Shaffer, Sir Peter
SHAFFER, SIR PETER
SHAFFER, SIR PETER (1926– ), English playwright. Born in Liverpool, Shaffer was educated at Cambridge, where he edited the university magazine Granta. He became a music and theater critic and wrote several plays for broadcasting but made his name with the stage play Five-Finger Exercise (1958). On the surface a conventional domestic comedy, this study of a middle-class English family vying for the affections of a young German tutor dealt with relationships which other playwrights of the time either ignored or evaded. In 1962 Shaffer scored another success with The Private Ear and the Public Eye, two one-act studies of the gap between reality and appearance, in which the apparently conventional situation was again treated in psychological depth. His later plays are more ambitious: The Royal Hunt of the Sun (1964), a spectacular chronicle play, depicts the incursion of Cortez into the Peru of the Incas; Black Comedy (1965) attempted to extend the currently fashionable "sick joke" into a full-length theatrical performance.
[Philip D. Hobsbaum]
Shaffer achieved an outstanding success with his Equus which was first performed on Broadway in 1974. A psychological thriller about a boy who blinded six horses, based upon an actual incident which occurred in England in 1972, Shaffer worked on it for over two years.

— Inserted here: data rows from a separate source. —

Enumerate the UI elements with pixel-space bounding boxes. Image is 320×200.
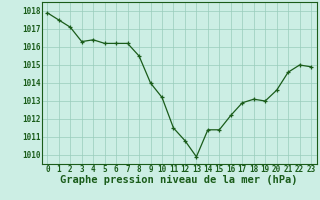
X-axis label: Graphe pression niveau de la mer (hPa): Graphe pression niveau de la mer (hPa) <box>60 175 298 185</box>
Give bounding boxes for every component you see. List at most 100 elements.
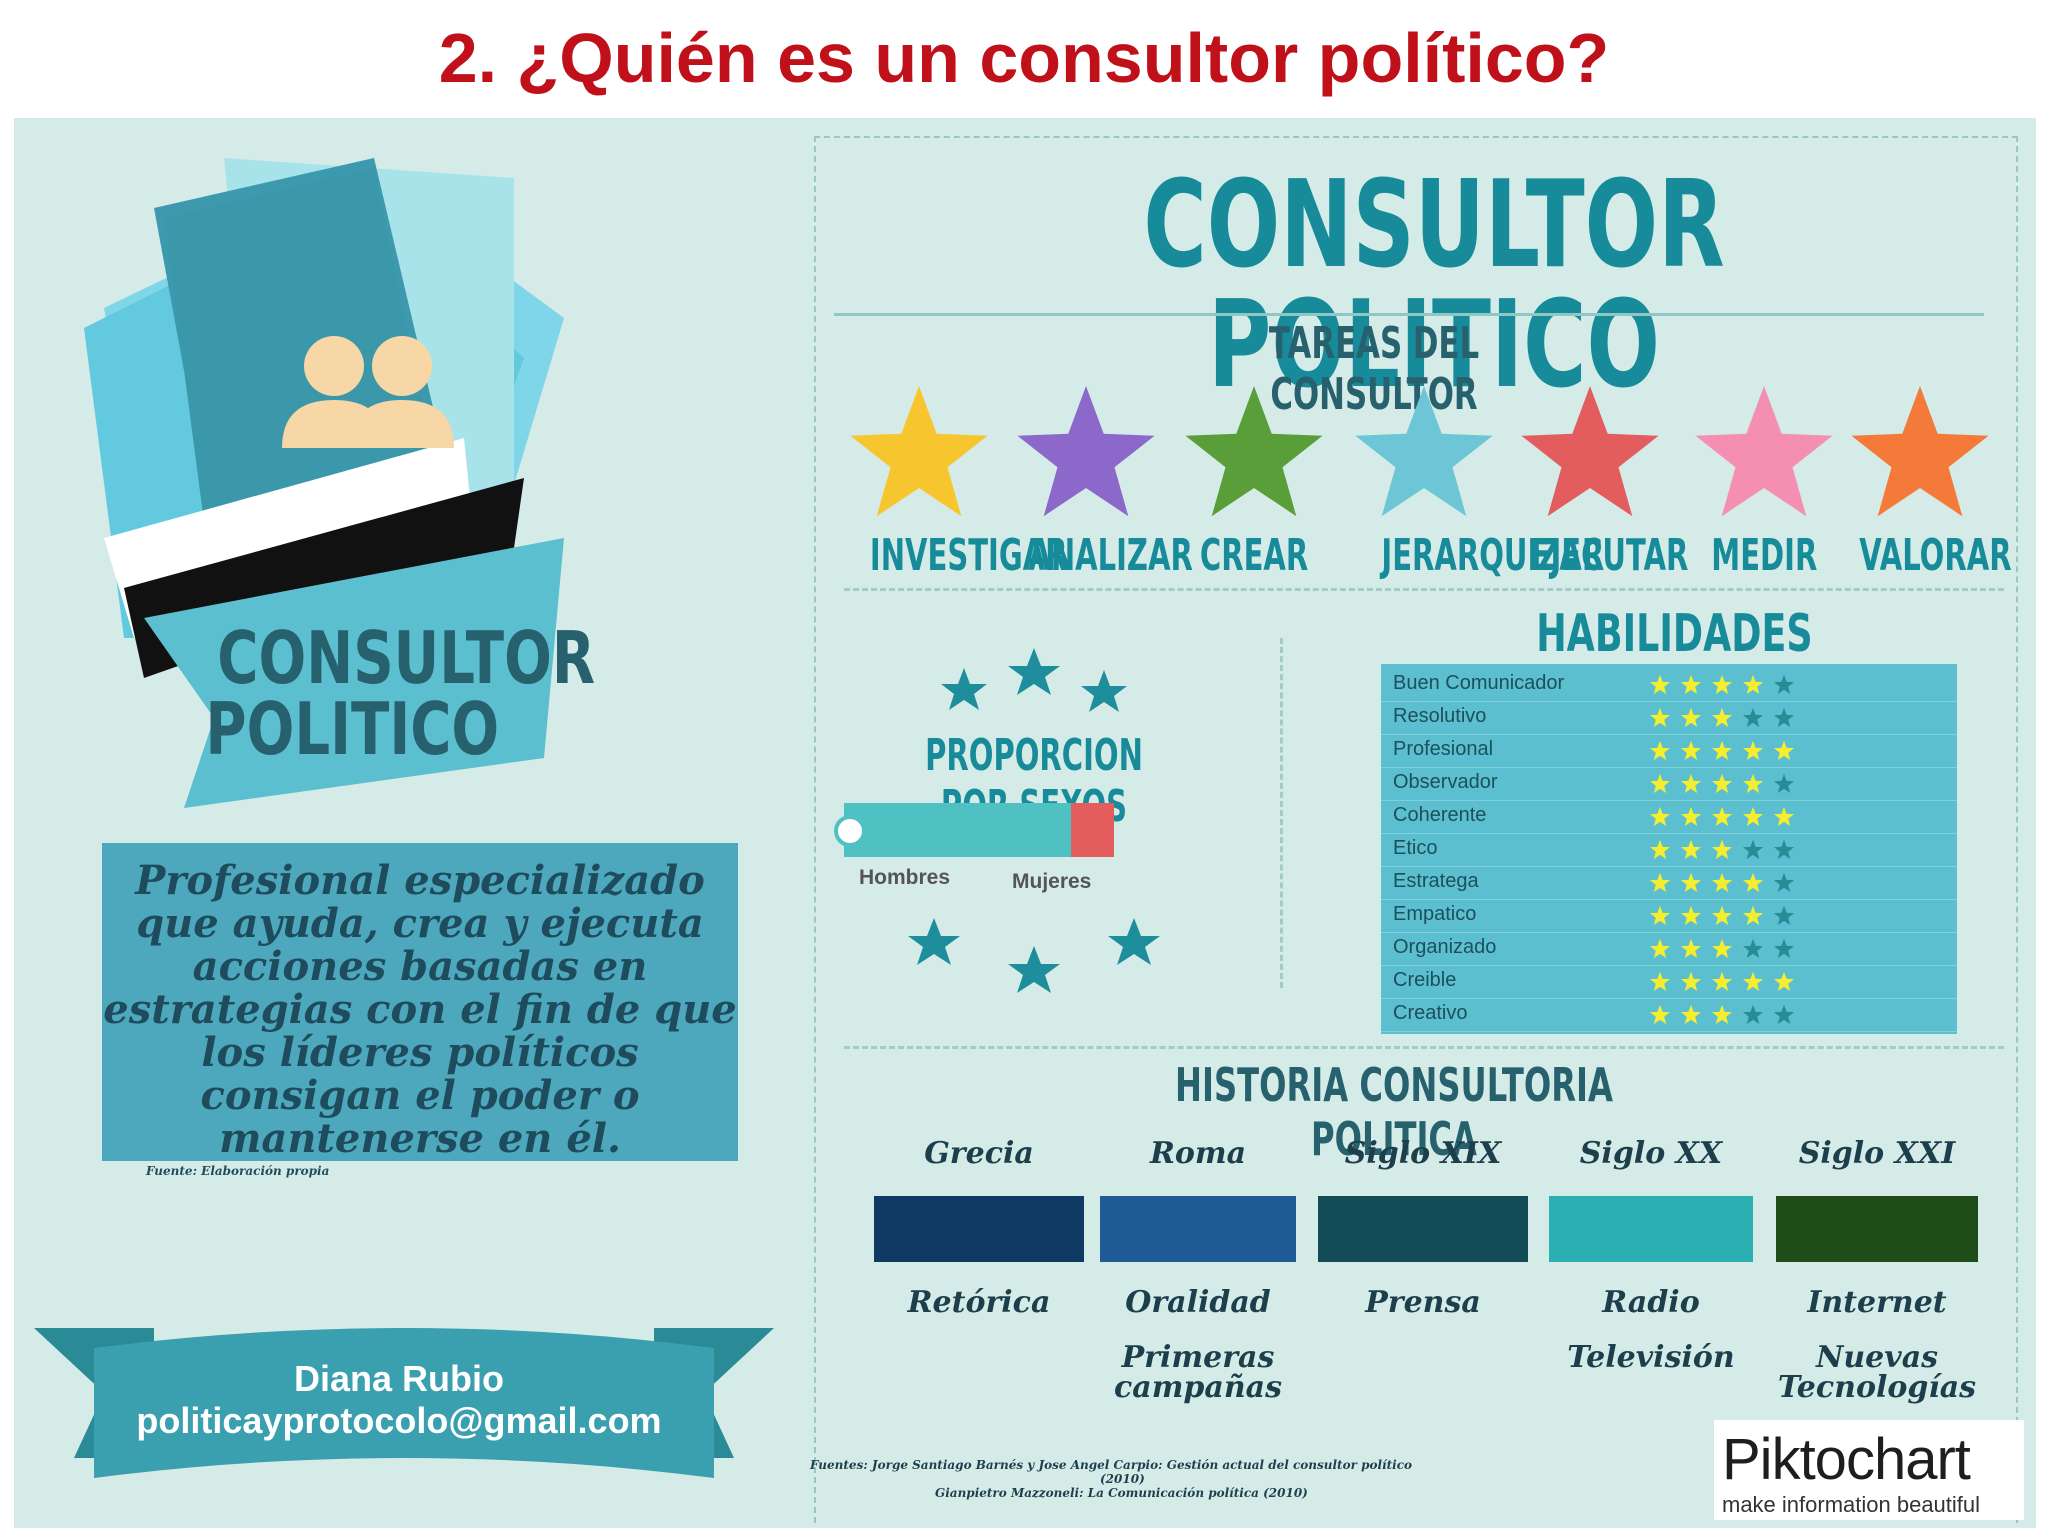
task-label-text: ANALIZAR — [1028, 530, 1193, 581]
rating-star-icon — [1680, 938, 1702, 958]
author-name: Diana Rubio — [293, 1358, 504, 1399]
rating-star-icon — [1649, 674, 1671, 694]
rating-star-icon — [1711, 674, 1733, 694]
history-color-block — [1100, 1196, 1296, 1262]
skill-name: Estratega — [1393, 870, 1479, 892]
task-star-icon — [850, 386, 988, 517]
rating-star-icon — [1649, 1004, 1671, 1024]
rating-star-icon — [1711, 1004, 1733, 1024]
history-item: Internet — [1807, 1285, 1947, 1320]
main-title-wrap: CONSULTOR POLITICO — [844, 166, 2024, 406]
task-label: EJECUTAR — [1490, 530, 1690, 581]
definition-box: Profesional especializado que ayuda, cre… — [102, 843, 738, 1161]
skill-row: Etico — [1381, 833, 1957, 867]
rating-star-icon — [1680, 773, 1702, 793]
rating-star-icon — [1773, 740, 1795, 760]
skill-rating — [1649, 905, 1795, 927]
men-label: Hombres — [859, 866, 951, 889]
skill-name: Observador — [1393, 771, 1498, 793]
source-line-2: Gianpietro Mazzoneli: La Comunicación po… — [935, 1486, 1308, 1500]
skill-row: Buen Comunicador — [1381, 668, 1957, 702]
rating-star-icon — [1711, 872, 1733, 892]
infographic-poster: CONSULTOR POLITICO Profesional especiali… — [14, 118, 2036, 1528]
history-color-block — [1549, 1196, 1753, 1262]
rating-star-icon — [1649, 707, 1671, 727]
rating-star-icon — [1742, 938, 1764, 958]
rating-star-icon — [1711, 806, 1733, 826]
skills-divider — [844, 1046, 2004, 1049]
history-item: Nuevas Tecnologías — [1777, 1340, 1977, 1405]
skill-row: Creible — [1381, 965, 1957, 999]
rating-star-icon — [1742, 971, 1764, 991]
rating-star-icon — [1742, 872, 1764, 892]
rating-star-icon — [1711, 839, 1733, 859]
folder-title-line2: POLITICO — [205, 687, 500, 771]
author-email[interactable]: politicayprotocolo@gmail.com — [136, 1400, 662, 1441]
history-item: Televisión — [1567, 1340, 1735, 1375]
brand-tagline: make information beautiful — [1722, 1492, 1981, 1517]
history-era: Roma — [1149, 1136, 1247, 1171]
task-label-text: EJECUTAR — [1530, 530, 1689, 581]
rating-star-icon — [1649, 938, 1671, 958]
rating-star-icon — [1742, 839, 1764, 859]
skill-name: Creativo — [1393, 1002, 1468, 1024]
history-heading: HISTORIA CONSULTORIA POLITICA — [1175, 1058, 1613, 1166]
decorative-stars-bottom — [908, 918, 1160, 993]
source-line-1: Fuentes: Jorge Santiago Barnés y Jose An… — [810, 1458, 1413, 1472]
rating-star-icon — [1742, 806, 1764, 826]
skills-panel: Buen Comunicador Resolutivo Profesional Obs… — [1381, 664, 1957, 1034]
history-era: Siglo XX — [1579, 1136, 1723, 1171]
skill-name: Empatico — [1393, 903, 1477, 925]
rating-star-icon — [1680, 905, 1702, 925]
history-item: Prensa — [1365, 1285, 1481, 1320]
star-decoration — [1008, 648, 1060, 695]
title-divider — [834, 313, 1984, 316]
rating-star-icon — [1711, 707, 1733, 727]
task-label: MEDIR — [1664, 530, 1864, 581]
skill-name: Buen Comunicador — [1393, 672, 1565, 694]
skill-name: Organizado — [1393, 936, 1497, 958]
skill-rating — [1649, 773, 1795, 795]
skill-rating — [1649, 872, 1795, 894]
task-label-text: INVESTIGAR — [869, 530, 1068, 581]
skill-row: Coherente — [1381, 800, 1957, 834]
gender-bar — [834, 803, 1124, 857]
rating-star-icon — [1711, 971, 1733, 991]
rating-star-icon — [1742, 707, 1764, 727]
vertical-divider — [1280, 638, 1283, 988]
task-label-text: MEDIR — [1710, 530, 1818, 581]
tasks-heading-wrap: TAREAS DEL CONSULTOR — [1094, 318, 1654, 420]
rating-star-icon — [1773, 971, 1795, 991]
history-item: Retórica — [907, 1285, 1051, 1320]
skill-name: Profesional — [1393, 738, 1494, 760]
bar-handle — [834, 815, 866, 847]
history-item: Primeras campañas — [1113, 1340, 1282, 1405]
skill-row: Creativo — [1381, 998, 1957, 1032]
definition-line: estrategias con el fin de que — [103, 986, 737, 1033]
tasks-heading: TAREAS DEL CONSULTOR — [1268, 318, 1480, 420]
definition-line: acciones basadas en — [192, 943, 648, 990]
rating-star-icon — [1680, 806, 1702, 826]
rating-star-icon — [1742, 740, 1764, 760]
task-label-text: JERARQUIZAR — [1381, 530, 1605, 581]
skill-row: Resolutivo — [1381, 701, 1957, 735]
rating-star-icon — [1680, 872, 1702, 892]
skills-heading: HABILIDADES — [1535, 604, 1813, 664]
task-label-text: VALORAR — [1859, 530, 2012, 581]
definition-line: Profesional especializado — [135, 857, 705, 904]
task-label: CREAR — [1154, 530, 1354, 581]
history-era: Grecia — [924, 1136, 1034, 1171]
author-ribbon — [34, 1328, 774, 1478]
gender-bar-women — [1071, 803, 1114, 857]
slide-title: 2. ¿Quién es un consultor político? — [438, 19, 1610, 97]
task-label: VALORAR — [1820, 530, 2020, 581]
rating-star-icon — [1649, 971, 1671, 991]
history-heading-wrap: HISTORIA CONSULTORIA POLITICA — [1014, 1058, 1774, 1166]
star-decoration — [1008, 946, 1060, 993]
decorative-stars-top — [941, 648, 1127, 712]
gender-bar-men — [844, 803, 1071, 857]
rating-star-icon — [1680, 839, 1702, 859]
sources: Fuentes: Jorge Santiago Barnés y Jose An… — [810, 1458, 1510, 1500]
skill-row: Estratega — [1381, 866, 1957, 900]
source-line-1b: (2010) — [1100, 1472, 1145, 1486]
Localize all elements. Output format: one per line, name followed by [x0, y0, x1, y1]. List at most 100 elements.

In it, he delves into the sexual and other motivations for this outrage which are revealed in long dialogues between the boy and a psychiatrist. His play Amadeus (1979), about the alleged murder of Mozart by Antonio Salieri, was made into a famous film (1984) which won the Academy Award for Best Picture. He was knighted in 2000. His twin brother, anthony shaffer (1926–2001), was educated at Cambridge and became a barrister. He was also a noted playwright, especially of mysteries. He was the author of the long-running Sleuth (1970), made into a film in 1977, Frenzy (1973), one of Alfred Hitchcock's last films, and dramatizations of several of Agatha Christie's works. The two brothers sometimes collaborated, using the pseudonym "Peter Anthony."
add. bibliography:
odnb online for Anthony Shaffer; G.A. Plunka, Peter Shaffer (1988); M.K. MacMurraugh-Kavanagh, Peter Shaffer: Theatre and Drama (1998).